For the first 30+ years of CPU design that worked fine, because the electromagnetic field transmits voltage changes ludicrously fast.
But is it fast enough? The speed of light is approximately 300 million meters per second. Suppose the ALU is 3 cm away from the clock generator. How long will it take for the voltage at the clock generator to propagate to the ALU? If we had to wait for the electron drift to stabilize it could take tens of seconds! The electromagnetic field, propagating at the speed of light, takes only (3 cm) / (300 million m/s) = 100 picoseconds to propagate the new voltage. This means that the clock generator must wait at least 100 picoseconds between clock edges to ensure that the ALU "saw" the new clock edge. 100 picoseconds between edges means 200 picoseconds per clock cycle, or a clock speed of 5 GHz. That's not much higher than current clock rates!
In summary, the electrons themselves move very slowly through the CPU. Too slowly to be useful in propagating voltage changes. The clock rate would have to be really, really slow if we had to wait for electrons to slowly drift from one part of the CPU to another to transmit voltage levels around. Luckily, we don't have to wait that long, because the electromagnetic field propagates voltage changes at the speed of light. However, even the speed of light incurs a slight delay between the time that different parts of the CPU "see" a new voltage. The clock generator must wait for every part of the CPU to see the previous voltage level before sending out a new one. If the furthest part of a CPU is 3 cm away from the clock generator, this means a maximum clock rate of 5 GHz.
Now in reality, the clock generator does not actually have to wait for all parts of the circuit to "see" the previous voltage before sending out the new one. It's possible to use a clock rate that is too high, so long as you never incur bugs (like telling the motherboard an answer is ready before you've computed it). Large CPUs with very high clock rates (like modern x86 chips) have clock skew, but work anyway, thanks to clever techniques to clock distribution.

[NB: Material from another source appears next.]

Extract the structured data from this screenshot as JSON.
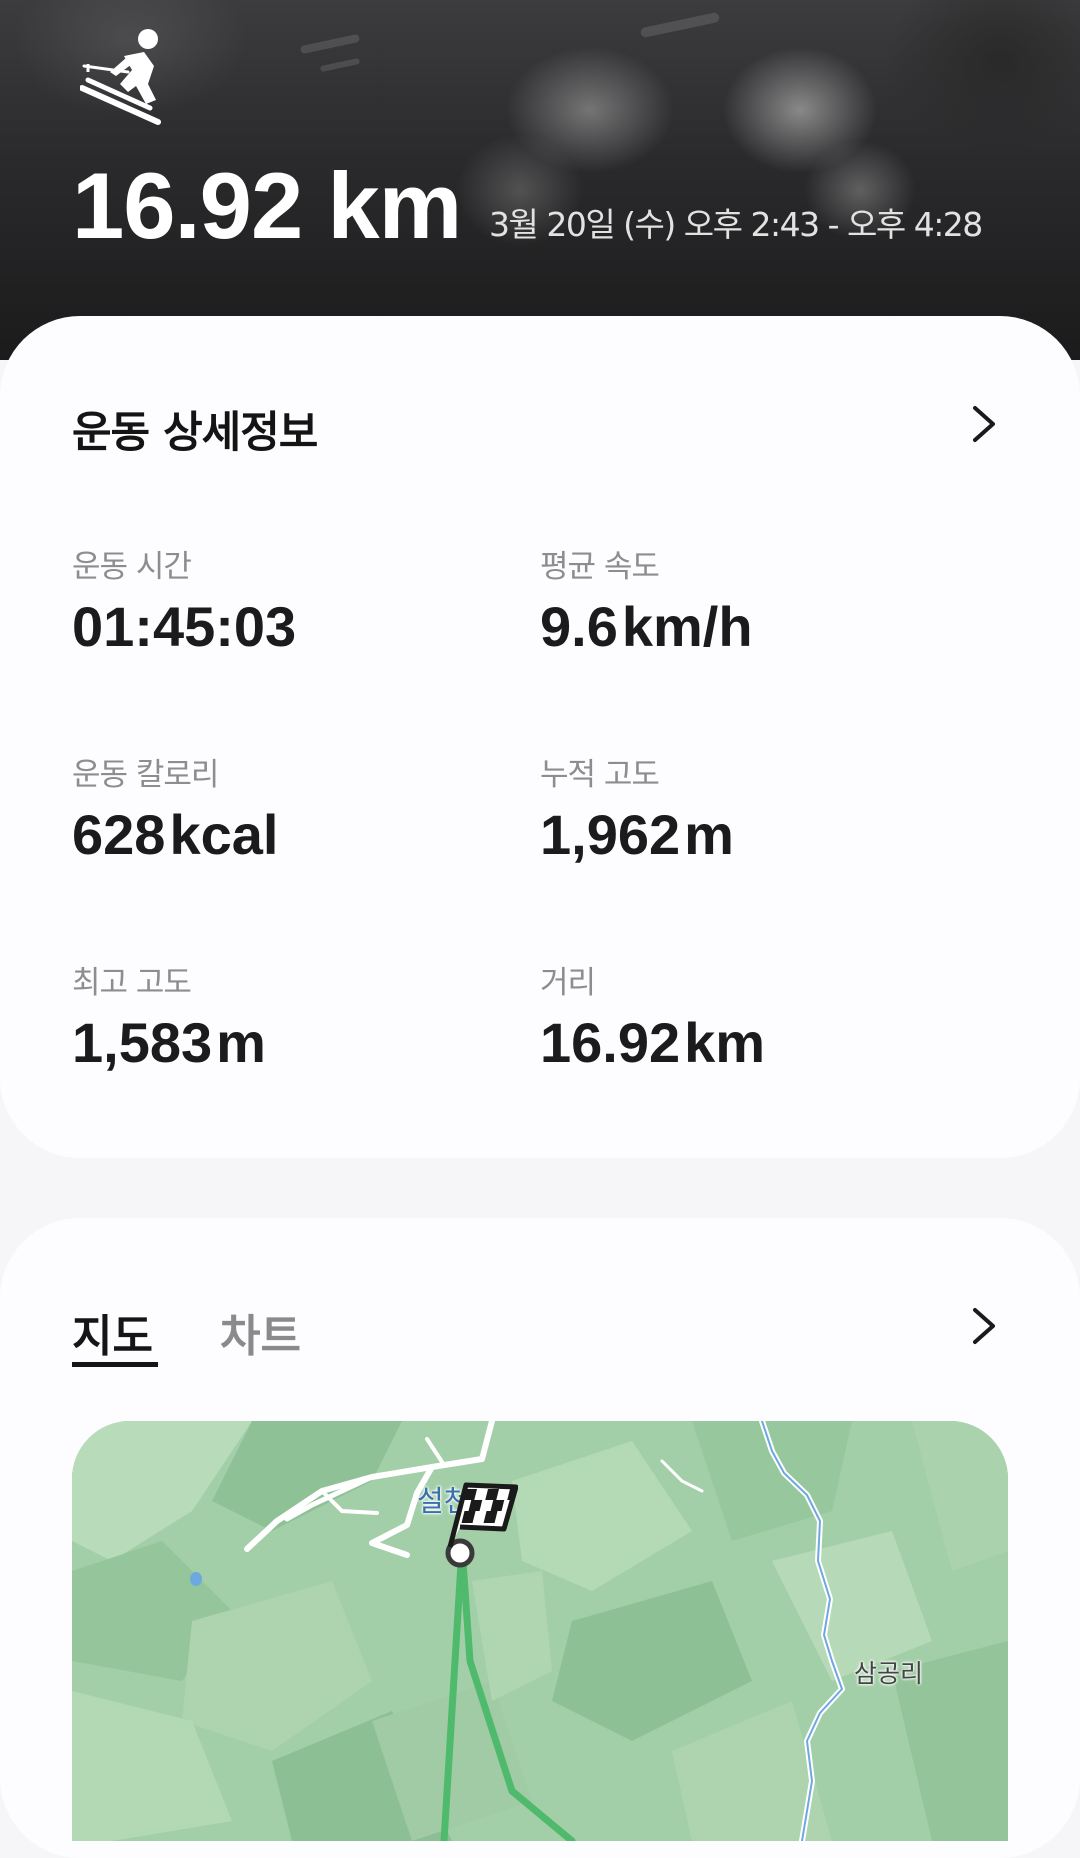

TL;DR: Koshling makes the important point that electrons in a CPU move very slowly, but the voltage at different points propagates at the speed of light because it is the electromagnetic field, not electron drift, that transmits new voltage levels (like a clock signal) from one part of a CPU to another. Oric's point (that CPU size limits clock rates) is still valid, because clock rates have reached the point that the speed of light no longer seems "instantaneous".
Note: I was somewhat intentionally vague and clumsy in this description. The exact nature of electrons "bunching" and "bouncing" and "drifting" is not as simple as I made it seem, and I completely ignored the definitions of voltage and current and the connection to potential energy, charge, and flux. But hopefully this description was accurate enough to explain clock skew and the connection between CPU size and clock rate.